Almost two-thirds of all Saudis are employed by the government, and the public sector wage bill accounts for about half of all public spending.
Although it has reduced the “cost of living” allowance for state employees, the government retains another monthly document known as the “citizen account”, which benefits about 12 million Saudis and costs billions of dollars a year.
“Cutting subsidies while people are suffering from economic suffering is a risky decision,” said Quentin de Pimodan, of the Research Institute for European and American Studies.
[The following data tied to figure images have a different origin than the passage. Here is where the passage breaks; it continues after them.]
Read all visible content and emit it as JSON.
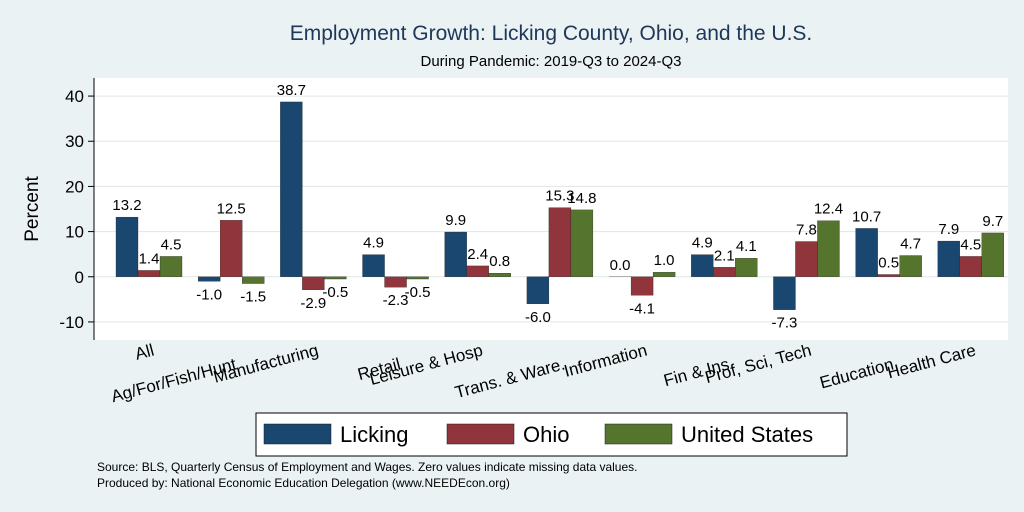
{
  "chart_data": {
    "type": "bar",
    "title": "Employment Growth: Licking County, Ohio, and the U.S.",
    "subtitle": "During Pandemic: 2019-Q3 to 2024-Q3",
    "ylabel": "Percent",
    "ylim": [
      -14,
      44
    ],
    "yticks": [
      -10,
      0,
      10,
      20,
      30,
      40
    ],
    "grid": true,
    "legend_position": "bottom",
    "categories": [
      "All",
      "Ag/For/Fish/Hunt",
      "Manufacturing",
      "Retail",
      "Leisure & Hosp",
      "Trans. & Ware.",
      "Information",
      "Fin & Ins",
      "Prof, Sci, Tech",
      "Education",
      "Health Care"
    ],
    "series": [
      {
        "name": "Licking",
        "color": "#1a476f",
        "values": [
          13.2,
          -1.0,
          38.7,
          4.9,
          9.9,
          -6.0,
          0.0,
          4.9,
          -7.3,
          10.7,
          7.9
        ]
      },
      {
        "name": "Ohio",
        "color": "#90353b",
        "values": [
          1.4,
          12.5,
          -2.9,
          -2.3,
          2.4,
          15.3,
          -4.1,
          2.1,
          7.8,
          0.5,
          4.5
        ]
      },
      {
        "name": "United States",
        "color": "#55752f",
        "values": [
          4.5,
          -1.5,
          -0.5,
          -0.5,
          0.8,
          14.8,
          1.0,
          4.1,
          12.4,
          4.7,
          9.7
        ]
      }
    ],
    "notes": [
      "Source: BLS, Quarterly Census of Employment and Wages. Zero values indicate missing data values.",
      "Produced by: National Economic Education Delegation (www.NEEDEcon.org)"
    ]
  }
}
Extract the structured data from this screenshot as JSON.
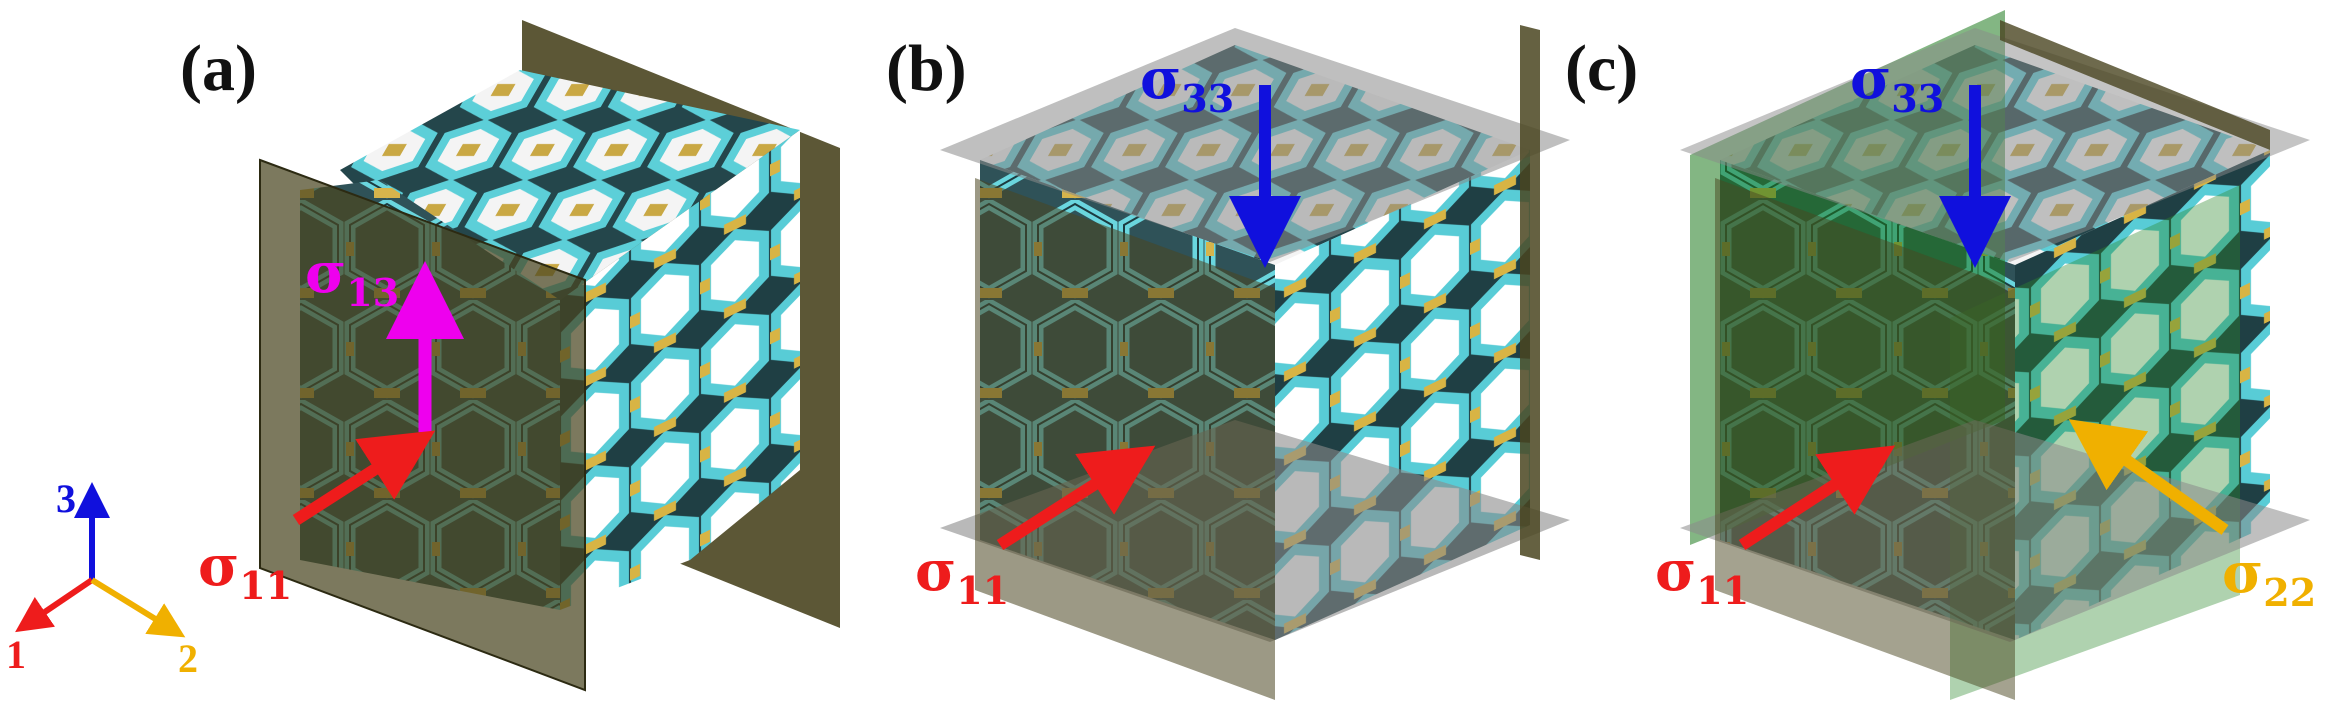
{
  "panels": [
    {
      "label": "(a)"
    },
    {
      "label": "(b)"
    },
    {
      "label": "(c)"
    }
  ],
  "stresses": {
    "a_s13": {
      "sym": "σ",
      "sub": "13"
    },
    "a_s11": {
      "sym": "σ",
      "sub": "11"
    },
    "b_s33": {
      "sym": "σ",
      "sub": "33"
    },
    "b_s11": {
      "sym": "σ",
      "sub": "11"
    },
    "c_s33": {
      "sym": "σ",
      "sub": "33"
    },
    "c_s11": {
      "sym": "σ",
      "sub": "11"
    },
    "c_s22": {
      "sym": "σ",
      "sub": "22"
    }
  },
  "axes": {
    "x1": "1",
    "x2": "2",
    "x3": "3"
  },
  "colors": {
    "s11": "#ee1c1c",
    "s13": "#ee00ee",
    "s33": "#1010dd",
    "s22": "#f0b000",
    "lattice_face": "#5ad2dc",
    "lattice_strut": "#d2b24a",
    "plane_olive": "#4a4520",
    "plane_gray": "#8a8a8a",
    "plane_green": "#1e7a1e"
  }
}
“To avoid a backlash, Saudi Arabia cuts one allowance but preserves the other even if it cannot afford it either.”
The pro-government newspaper Okaz said the austerity measures included an $ 8 billion cut to “Vision 2030”, Prince Mohammed’s ambitious plan to swing the economy away from oil.
But it is not yet known whether this will include his dream project, the NEOM’s 500 billion dollar megalopolis on the west coast of the kingdom.
The austerity campaign has led some like Abdullah to question the government’s lavish spending on sports entertainment and extravagance, as part of slow but costly economic diversification.
Under the scanner is also the recent spate of spending from the Saudi Public Investment Fund.
This includes a $ 372 million project for Newcastle United football club, a $ 775 million stake in cruise ship Carnival and an investment of $ 450 million in Hollywood event promoter Live Nation.
The FRP did not respond to requests for comment.
“Buying distressed assets at unbeatable prices could make strategic sense for PIF,” said de Pimodan.
“But in times of painful cuts at home, they would be inclined to keep their shopping discreet.”
(With the exception of the title, this story was not edited by NDTV staff and is published from a syndicated feed.)